The Saskatchewan curling scene will have a new look in 2018-2019.
After Team Laycock announced their split late last week, Dallan and Kirk Muyres have a new team.
The St. Gregor natives, announced on March 25, that they would be teaming up with another brother duo, adding Kevin and Dan Marsh to the squad.
“We’ve known Kevin and Dan for 15 years and probably played against them since we were about 15 years old and they’ve always been some of our closest friends, especially in the curling circle. We knew what they were about and we knew that they were really good guys, about the best guys you’re ever going to meet,” noted Kirk.
Aside from the off ice relationships, Kirk notes the Marsh brothers will bring an element of shot making to the team.
“They really don’t ever miss any shots, they’ve been one of our toughest competitors in the province for a long time and they’re ready to get to that brier. Just because they haven’t been there doesn’t mean they’re not good enough and they’re certainly some of the best players that we have in the province. So I’m excited to team up with them and see what we can do.”
After spending each of the last 12 years, prior to this one, playing third, Kirk will find himself in an unfamiliar role as he moves to skip, while Dallan will remain in his familiar lead position, while Dan will slot in at second, and Kevin at third.
Kirk admits that moving over to skip, a position he only played a little as a kid, will be a big learning curve, but says that was part of the reason for making the move.
“It was one of those things, I needed to get re-excited about the game and get on that path of learning it again. And that’s really what this does it kind of puts me in a position to lead a group but also really just soak it all in and learn every day.”
While the Muyres brothers are familiar faces in the area, so too should the Marsh brothers.
Prior to spending this season with Team Flasch, Team Laycock’s former second, the brothers spent a couple of seasons playing with Muenster’s Bruce Korte.
Muyres admits that was another reason for adding the pair to the club, noting anytime a team can added players who had played with a player with Korte’s level of experience it is never a bad thing.
“Obviously they’re going to learn a lot from Bruce. Taking that into account you knew that they were going to bring a lot of the things that they got out of their couple years with Bruce onto this new team as well.”
Team Muyres will curl out of Saskatoon, where all four are located, which not only was a big part of the consideration for the team, but could also give them a bit of a competitive edge, says Kirk.
“It’s one of those things now as we go into the five rock rules change next year, the need for precision is going to be that one step farther. What this will allow us to do is practice together as a unit everyday and develop protocols as a unit and work together to put rocks in really good spots.”
Kirk notes that is something most of the elite level teams in Canada do not have the luxury of since they are drawing curlers from various cities and in some cases provinces.
“I think that’s going to be one of our competitive advantages moving forward, that we can all practice together and we can meet. (March 26) we’re even just throwing together a small meeting because it’s easy for us because we’re all in the same town.”
Kirk noted that March 26 meeting gave the team a chance to get together for the first time as a team, and begin planning for the upcoming season.

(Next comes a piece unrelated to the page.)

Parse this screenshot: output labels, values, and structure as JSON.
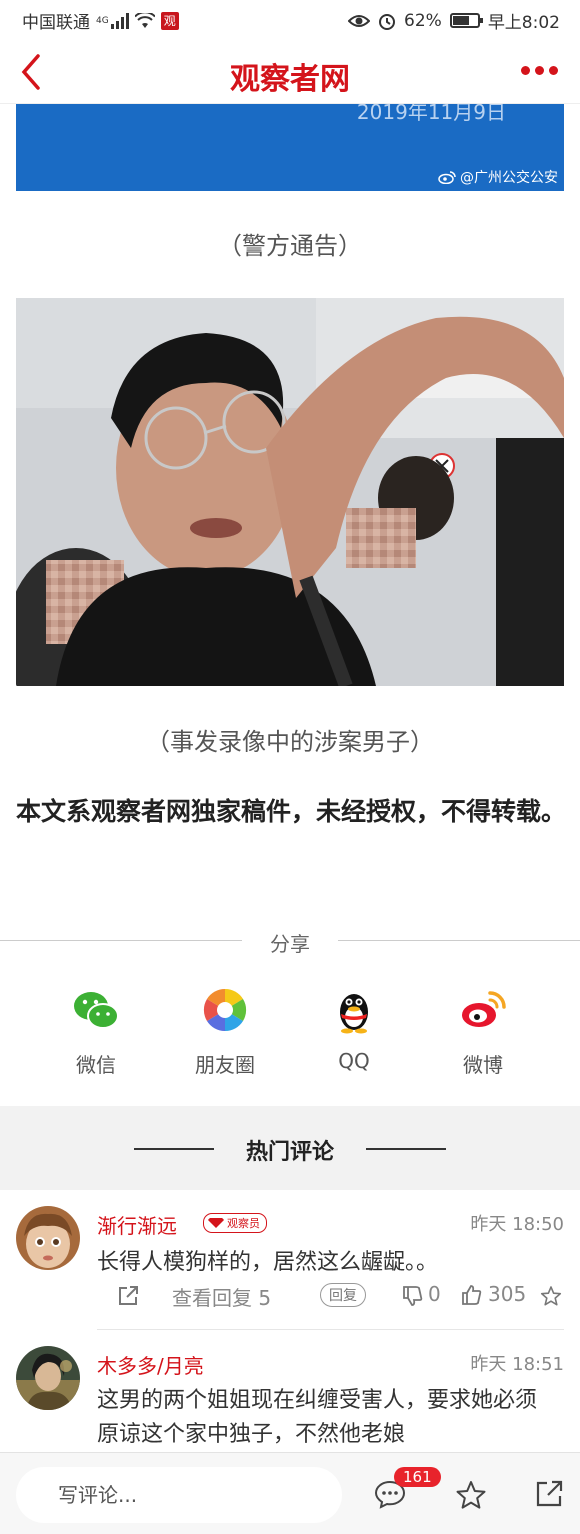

“We’ll be on the ice again in August and that will kind of be the start of our season so it’s a matter of getting down to business really quick, really early here and putting as much as we possibly can into the next few months.”
While the on ice game is obviously a major part of being a successful curling squad, Kirk notes there are a lot of elements off the ice that the new club will have to work through including lining up sponsors, and getting social media set up.
While Team Laycock will finish the season together, Kirk admits the new team, will be getting their T’s crossed and their I’s dotted in short order.
“It’ll be kind of nice for the four of us to sit down, kind of discuss a lot of those sponsorship things, a lot of those goal planning as well as a lot of the things like who we’re going to have on our ship as we go. We’re going to need a lot of support fast in terms of coaches and psychologists and this is kind of the first stab at those discussions.”
Kirk notes that decisions on a team, including coaches is still up in the air, noting they have not decided on a coach as of yet.
“It’s a discussion we need to have and figure out where our resources are best spent and then kind of go from there.”
Of course, every team gets together with the goal of winning an Olympic title and a brier title, but for a young team just getting together, what are the short term goals?
Kirk says they have not had a chance to sit down and lay those out yet, but says two come to mind.
“I think we can all agree we want to become a top ten or top five team in the world in the next year. We want to compete together at our first brier in Brandon next year for Team Saskatchewan. It’ll be the first one for Kevin and Dan,” he says.
“It’s not going to be easy, there’s a lot of good teams out there and there’s going to be a lot of good teams in Saskatchewan that are yet to be announced yet too but it’s going to be fun kind of working towards those in the next 365 days.”